On Hanukkah, which comes from the Hebrew word that means “dedicated,” Jews around the world light a menorah for eight nights to remember that miracle and the victory of the Maccabees over their oppressors.
That’s a little difficult to explain to a 10-year-old who’s still learning English.
But there’s something essential in there that he can grasp. Hanukkah is about having the courage and the faith to live and be who you are supposed to be amidst a culture that says you shouldn’t or can’t.
Oppression is something that he can understand. Each of us has experienced the heavy mantle of oppression whether in huge, systematic ways or small, personal dramas.
Having the faith and the chutzpah to be who God made you to be when you’re being pressured to do otherwise or are living among people who don’t understand you or put you down because you’re not the same as them is a universal experience.
When that Hanukkah story became clear to me, I realized we already owned the perfect movie and had recently watched it.
It’s not new, high-tech or edgy. Pixar isn’t involved, and there is no accompanying line of children’s tchotchkes that Vasco wanted to run out to Target to buy.
The best film I can recommend to parents and children this Hanukkah is the 1979 flick “The Frisco Kid,” starring Gene Wilder and and a very young Harrison Ford.
Set around the turn of the 20th century, Wilder plays Avram, a Jewish rabbi from Poland who is dispatched to the United States to serve a new synagogue in San Francisco.
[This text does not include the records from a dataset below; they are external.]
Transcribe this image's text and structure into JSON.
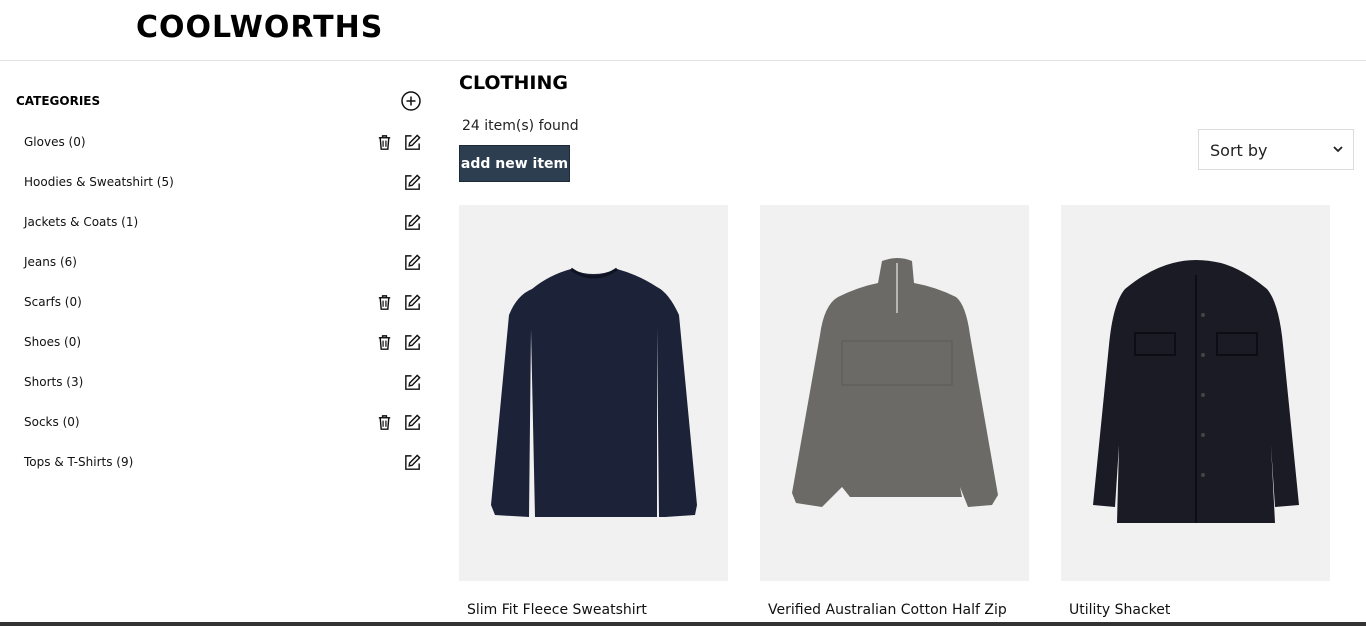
{
  "brand": "COOLWORTHS",
  "sidebar": {
    "heading": "CATEGORIES",
    "categories": [
      {
        "label": "Gloves (0)",
        "deletable": true
      },
      {
        "label": "Hoodies & Sweatshirt (5)",
        "deletable": false
      },
      {
        "label": "Jackets & Coats (1)",
        "deletable": false
      },
      {
        "label": "Jeans (6)",
        "deletable": false
      },
      {
        "label": "Scarfs (0)",
        "deletable": true
      },
      {
        "label": "Shoes (0)",
        "deletable": true
      },
      {
        "label": "Shorts (3)",
        "deletable": false
      },
      {
        "label": "Socks (0)",
        "deletable": true
      },
      {
        "label": "Tops & T-Shirts (9)",
        "deletable": false
      }
    ]
  },
  "main": {
    "title": "CLOTHING",
    "count": "24 item(s) found",
    "add_button": "add new item",
    "sort_label": "Sort by",
    "products": [
      {
        "name": "Slim Fit Fleece Sweatshirt",
        "color": "#1c2238"
      },
      {
        "name": "Verified Australian Cotton Half Zip",
        "color": "#6b6a66"
      },
      {
        "name": "Utility Shacket",
        "color": "#1a1b24"
      }
    ]
  },
  "colors": {
    "button_bg": "#2c3e50",
    "card_bg": "#f1f1f1"
  }
}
Avram is a righteous, if terribly naive, man, and his cross-country journey is jeopardized by three con men who beat him, steal all his money and toss his Torah scroll from a covered wagon after pocketing the silver tass, or breastplate, that decorated the front of its velvet cover.
Ford’s character Tommy, a bank robber with a decent heart, befriends Avram and accompanies him to San Francisco, fending off all manner of obstacles and enemies. Throughout the sometimes life-threatening journey, Avram consistently makes difficult decisions to do the right thing, according to his faith, and not the easier thing.
The rabbi refuses to ride his horse on the Sabbath until the sun sets, even though he and Tommy are being pursued by a lynch mob. God seemingly rewards his faithfulness and they get away.
Along the way the rabbi and the robber become friends, and we learn a lot about Judaism, ethics and the faith that it takes to do what you’re supposed to do just because it’s right. “Come here chicken, I’m not gonna hurt you, I just want to eat you,” a near-starving Avram says in one scene, chasing his would-be dinner. “I don’t wanna hurt you, I just want to make you kosher.”
Trust me on this one. Try “The Frisco Kid.”
You might learn a little something — about Judaism or perhaps about being your highest and best self in the midst of turmoil.
Surely you’ll have a few laughs and that will make for a very Happy Hanukkah.